A flowing well (324) that taps the Ogallala formation is situated near the north bank of Arkansas River in the SW 1/4 SW 1/4 sec. 22, T. 26 S., R. 26 W. According to Jim Johnson, local driller, the well originally flowed naturally into a stock tank, and the flow was reported to have been sufficient to water about 600 head of cattle. When visited in 1939, the well was still flowing a scant trickle--enough to maintain a moist bog about 15 feet in diameter. The well had been tapped at a point 1.7 feet below the land surface in order to maintain a constant flow. There are several possible causes for the diminished flow in this well. The flow may have been reduced by fine sand moving into the well or the hydrostatic pressure may have decreased as a result of a regional lowering of head. The static head of the water in well 324 is approximately 7 feet higher than the static water level in a shallow well in the overlying alluvium (well a23), situated about 100 yards west of well 324. Well 324 is 131 feet deep, whereas well 323 is only 8.5 feet deep. Although a log of the deeper well is not available, it is believed that relatively impermeable beds of clay in the upper part of the Ogallala formation separate the shallow water-bearing alluvium that supplies well 323 from the water-bearing beds near the base of the Ogallala formation that supply well 324, and constitute rather effective confining beds for water moving in from the northwest toward the valley (see pl. 1). Possibly additional flowing wells could be obtained in low places near well 324, but the flows doubtless would be small.
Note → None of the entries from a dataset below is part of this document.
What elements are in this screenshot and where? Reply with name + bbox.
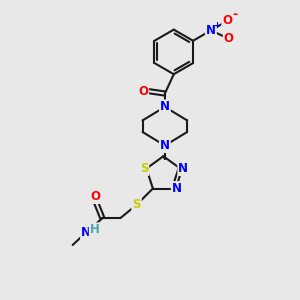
Text: O: O [138,85,148,98]
Text: N: N [160,100,170,113]
Text: N: N [172,182,182,195]
Text: O: O [91,190,101,203]
Text: S: S [140,162,148,175]
Text: H: H [89,223,99,236]
Text: +: + [213,20,220,29]
Text: N: N [81,226,91,239]
Text: O: O [222,14,232,27]
Text: N: N [206,24,216,37]
Text: O: O [224,32,234,45]
Text: N: N [160,139,170,152]
Text: -: - [232,8,237,21]
Text: S: S [132,198,141,211]
Text: N: N [178,162,188,175]
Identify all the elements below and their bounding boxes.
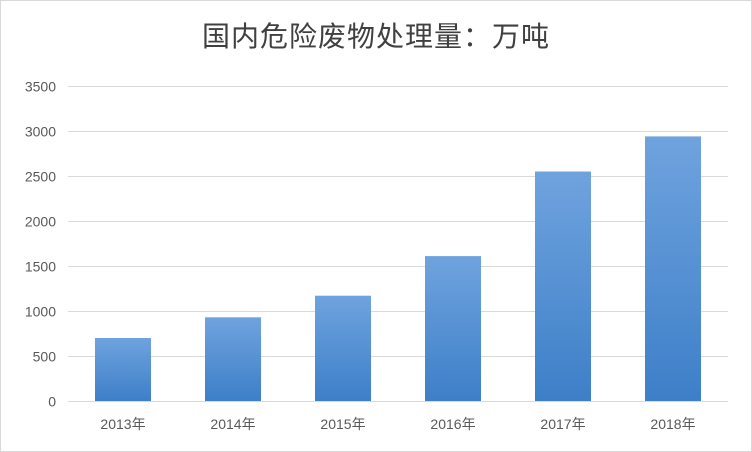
y-tick-label: 0	[48, 394, 56, 410]
bar-2017年	[535, 171, 591, 401]
bar-2014年	[205, 317, 261, 401]
x-tick-label: 2018年	[650, 416, 695, 432]
x-axis-ticks: 2013年 2014年 2015年 2016年 2017年 2018年	[100, 416, 695, 432]
y-tick-label: 1000	[25, 304, 56, 320]
bar-2016年	[425, 256, 481, 401]
x-tick-label: 2017年	[540, 416, 585, 432]
x-tick-label: 2016年	[430, 416, 475, 432]
y-tick-label: 500	[33, 349, 57, 365]
x-tick-label: 2014年	[210, 416, 255, 432]
bar-2013年	[95, 338, 151, 401]
y-tick-label: 3500	[25, 79, 56, 95]
x-tick-label: 2015年	[320, 416, 365, 432]
y-tick-label: 2000	[25, 214, 56, 230]
y-axis-ticks: 0 500 1000 1500 2000 2500 3000 3500	[25, 79, 56, 410]
bars	[95, 136, 701, 401]
x-tick-label: 2013年	[100, 416, 145, 432]
y-tick-label: 2500	[25, 169, 56, 185]
bar-2018年	[645, 136, 701, 401]
y-tick-label: 3000	[25, 124, 56, 140]
grid-lines	[68, 86, 728, 402]
chart-title: 国内危险废物处理量：万吨	[201, 20, 550, 53]
bar-2015年	[315, 295, 371, 401]
y-tick-label: 1500	[25, 259, 56, 275]
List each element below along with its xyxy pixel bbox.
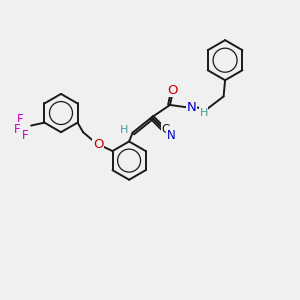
Text: N: N (186, 101, 196, 114)
Text: F: F (22, 129, 28, 142)
Text: N: N (167, 129, 176, 142)
Text: C: C (161, 124, 170, 136)
Text: F: F (17, 113, 23, 126)
Text: O: O (167, 84, 178, 97)
Text: H: H (120, 125, 129, 135)
Text: F: F (14, 123, 20, 136)
Text: O: O (93, 138, 104, 151)
Text: H: H (200, 108, 208, 118)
The water in the Dakota formation is confined beneath the overlying Graneros shale except in places where the shale has been removed by erosion; hence, locally, it is under artesian head. There are relatively few places in Ford County, however, where the head is sufficiently great and the land surface is low enough to give rise flowing artesian wells from the Dakota. Small flowing wells are doubtless obtainable in a small area on the north side of the Arkansas River near the eastern boundary of the county. To judge from the results of the test drilling (logs 33 and 35), however, the flows from wells drilled into the Dakota formation in this vicinity are apt to be rather small, and the artesian head is likely to be rather low.